- Interactive map of Pa Sak
- Coordinates: 19°36′51″N 100°20′24″E﻿ / ﻿19.6143°N 100.3401°E
- Country: Thailand
- Province: Phayao
- Amphoe: Phu Sang

Population (2019)
- • Total: 4,211
- Time zone: UTC+7 (TST)
- Postal code: 56110
- TIS 1099: 560802

= Pa Sak, Phayao =

Pa Sak (ป่าสัก) is a tambon (subdistrict) of Phu Sang District, in Phayao Province, Thailand.
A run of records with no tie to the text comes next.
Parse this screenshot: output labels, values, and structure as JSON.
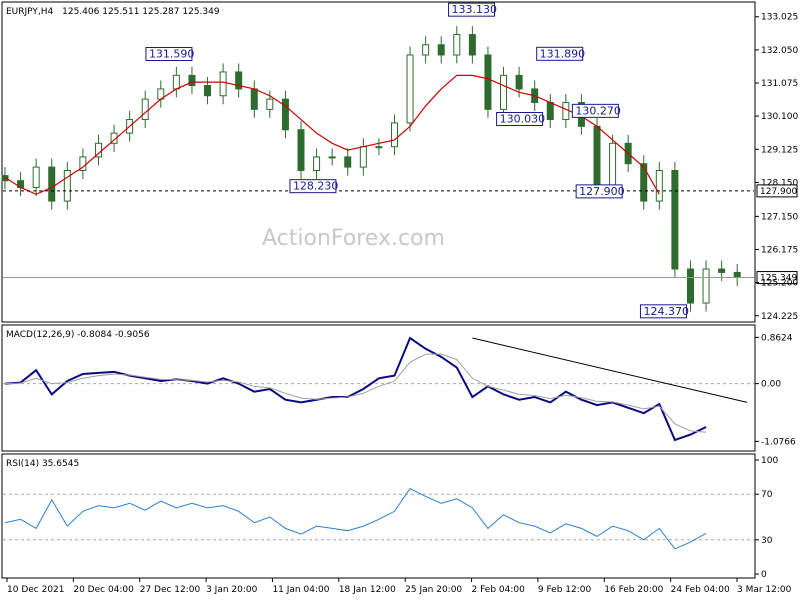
{
  "header": {
    "symbol": "EURJPY,H4",
    "ohlc": "125.406 125.511 125.287 125.349"
  },
  "watermark": "ActionForex.com",
  "colors": {
    "candle": "#2e6b2e",
    "ma": "#d00000",
    "macd_line": "#0a0a80",
    "signal": "#a0a0a0",
    "rsi": "#2f7fd0",
    "trend": "#000000",
    "frame": "#000000",
    "grid": "#999999"
  },
  "chart_data": [
    {
      "type": "candlestick",
      "title": "EURJPY,H4 125.406 125.511 125.287 125.349",
      "ylim": [
        124.1,
        133.4
      ],
      "y_ticks": [
        "133.025",
        "132.050",
        "131.075",
        "130.100",
        "129.125",
        "128.150",
        "127.150",
        "126.175",
        "125.200",
        "124.225"
      ],
      "x_ticks": [
        "10 Dec 2021",
        "20 Dec 04:00",
        "27 Dec 12:00",
        "3 Jan 20:00",
        "11 Jan 04:00",
        "18 Jan 12:00",
        "25 Jan 20:00",
        "2 Feb 04:00",
        "9 Feb 12:00",
        "16 Feb 20:00",
        "24 Feb 04:00",
        "3 Mar 12:00"
      ],
      "x": [
        0,
        4,
        8,
        12,
        16,
        20,
        24,
        28,
        32,
        36,
        40,
        44,
        48,
        52,
        56,
        60,
        64,
        68,
        72,
        76,
        80,
        84,
        88,
        92,
        96,
        100,
        104,
        108,
        112,
        116,
        120,
        124,
        128,
        132,
        136,
        140,
        144,
        148,
        152,
        156,
        160,
        164,
        168,
        172,
        176,
        180,
        184,
        188
      ],
      "close": [
        128.2,
        128.0,
        128.6,
        127.6,
        128.5,
        128.9,
        129.3,
        129.6,
        130.0,
        130.6,
        130.9,
        131.3,
        131.0,
        130.7,
        131.4,
        130.9,
        130.3,
        130.6,
        129.7,
        128.5,
        128.9,
        128.9,
        128.6,
        129.2,
        129.2,
        129.9,
        131.9,
        132.2,
        131.9,
        132.5,
        131.9,
        130.3,
        131.3,
        130.9,
        130.5,
        130.0,
        130.5,
        129.8,
        128.0,
        129.3,
        128.7,
        127.6,
        128.5,
        125.6,
        124.6,
        125.6,
        125.5,
        125.349
      ],
      "series": [
        {
          "name": "MA",
          "values": [
            128.3,
            128.0,
            127.8,
            128.0,
            128.3,
            128.6,
            129.0,
            129.4,
            129.8,
            130.2,
            130.6,
            130.9,
            131.1,
            131.1,
            131.1,
            131.0,
            130.9,
            130.7,
            130.4,
            130.0,
            129.6,
            129.3,
            129.1,
            129.2,
            129.3,
            129.4,
            129.8,
            130.4,
            130.9,
            131.3,
            131.3,
            131.2,
            131.0,
            130.8,
            130.7,
            130.5,
            130.3,
            130.1,
            129.8,
            129.4,
            129.0,
            128.6,
            127.8
          ]
        }
      ],
      "annotations": [
        {
          "label": "131.590",
          "x": 48,
          "y": 131.59
        },
        {
          "label": "128.230",
          "x": 86,
          "y": 128.23
        },
        {
          "label": "133.130",
          "x": 128,
          "y": 133.13
        },
        {
          "label": "131.890",
          "x": 136,
          "y": 131.89
        },
        {
          "label": "130.030",
          "x": 137,
          "y": 130.03
        },
        {
          "label": "130.270",
          "x": 158,
          "y": 130.27
        },
        {
          "label": "127.900",
          "x": 160,
          "y": 127.9
        },
        {
          "label": "124.370",
          "x": 176,
          "y": 124.37
        }
      ],
      "hlines": [
        {
          "value": 127.9,
          "label": "127.900",
          "style": "dashed"
        },
        {
          "value": 125.349,
          "label": "125.349",
          "style": "solid"
        }
      ],
      "grid": false
    },
    {
      "type": "line",
      "title": "MACD(12,26,9) -0.8084 -0.9056",
      "ylim": [
        -1.2,
        1.0
      ],
      "y_ticks": [
        "0.8624",
        "0.00",
        "-1.0766"
      ],
      "x": [
        0,
        4,
        8,
        12,
        16,
        20,
        24,
        28,
        32,
        36,
        40,
        44,
        48,
        52,
        56,
        60,
        64,
        68,
        72,
        76,
        80,
        84,
        88,
        92,
        96,
        100,
        104,
        108,
        112,
        116,
        120,
        124,
        128,
        132,
        136,
        140,
        144,
        148,
        152,
        156,
        160,
        164,
        168,
        172,
        176,
        180,
        184,
        188
      ],
      "series": [
        {
          "name": "MACD",
          "values": [
            0.0,
            0.02,
            0.25,
            -0.2,
            0.05,
            0.18,
            0.2,
            0.22,
            0.15,
            0.1,
            0.05,
            0.08,
            0.05,
            0.0,
            0.1,
            0.0,
            -0.15,
            -0.1,
            -0.3,
            -0.35,
            -0.3,
            -0.25,
            -0.25,
            -0.1,
            0.1,
            0.15,
            0.85,
            0.65,
            0.5,
            0.3,
            -0.25,
            -0.05,
            -0.2,
            -0.3,
            -0.25,
            -0.35,
            -0.15,
            -0.3,
            -0.4,
            -0.35,
            -0.45,
            -0.55,
            -0.38,
            -1.05,
            -0.95,
            -0.8084
          ]
        },
        {
          "name": "Signal",
          "values": [
            0.0,
            0.01,
            0.1,
            0.0,
            0.02,
            0.1,
            0.15,
            0.18,
            0.16,
            0.12,
            0.08,
            0.07,
            0.06,
            0.03,
            0.06,
            0.03,
            -0.05,
            -0.08,
            -0.18,
            -0.27,
            -0.29,
            -0.27,
            -0.25,
            -0.18,
            -0.05,
            0.05,
            0.4,
            0.55,
            0.55,
            0.45,
            0.1,
            -0.05,
            -0.12,
            -0.2,
            -0.22,
            -0.28,
            -0.22,
            -0.26,
            -0.33,
            -0.34,
            -0.4,
            -0.47,
            -0.42,
            -0.75,
            -0.88,
            -0.9056
          ]
        }
      ],
      "trendline": {
        "from": {
          "x": 120,
          "y": 0.85
        },
        "to": {
          "x": 188,
          "y": -0.35
        }
      },
      "zero_line": true
    },
    {
      "type": "line",
      "title": "RSI(14) 35.6545",
      "ylim": [
        0,
        100
      ],
      "y_ticks": [
        "100",
        "70",
        "30",
        "0"
      ],
      "x": [
        0,
        4,
        8,
        12,
        16,
        20,
        24,
        28,
        32,
        36,
        40,
        44,
        48,
        52,
        56,
        60,
        64,
        68,
        72,
        76,
        80,
        84,
        88,
        92,
        96,
        100,
        104,
        108,
        112,
        116,
        120,
        124,
        128,
        132,
        136,
        140,
        144,
        148,
        152,
        156,
        160,
        164,
        168,
        172,
        176,
        180,
        184,
        188
      ],
      "series": [
        {
          "name": "RSI",
          "values": [
            45,
            48,
            40,
            65,
            42,
            55,
            60,
            58,
            62,
            56,
            64,
            58,
            62,
            58,
            60,
            55,
            45,
            50,
            40,
            35,
            42,
            40,
            38,
            42,
            48,
            55,
            75,
            68,
            62,
            66,
            58,
            40,
            52,
            45,
            42,
            36,
            44,
            40,
            33,
            42,
            38,
            30,
            40,
            22,
            28,
            35.6545
          ]
        }
      ],
      "levels": [
        70,
        30
      ]
    }
  ]
}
In 2019 it had a total population of 4,211 people.

==History==
The subdistrict was created effective August 1, 1995 by splitting off 7 administrative villages from Phu Sang.

==Administration==

===Central administration===
The tambon is subdivided into 10 administrative villages (muban).

| No. | Name | Thai |
|---|---|---|
| 01. | Ban Kae | บ้านแก |
| 02. | Ban Kae | บ้านแก |
| 03. | Ban Ton Phueng | บ้านต้นผึ้ง |
| 04. | Ban Pa Sak | บ้านป่าสัก |
| 05. | Ban Muang Chum | บ้านม่วงชุม |
| 06. | Ban Kae Mai | บ้านแกใหม่ |
| 07. | Ban Pa Sak 2 | บ้านป่าสัก 2 |
| 08. | Ban Muang Mai Sombun | บ้านม่วงใหม่สมบูรณ์ |
| 09. | Ban Khuang Kaeo | บ้านข่วงแก้ว |
| 10. | Ban Wiang Kae | บ้านเวียงแก |

===Local administration===
The whole area of the subdistrict is covered by the subdistrict administrative organization (SAO) Pa Sak (องค์การบริหารส่วนตำบลป่าสัก).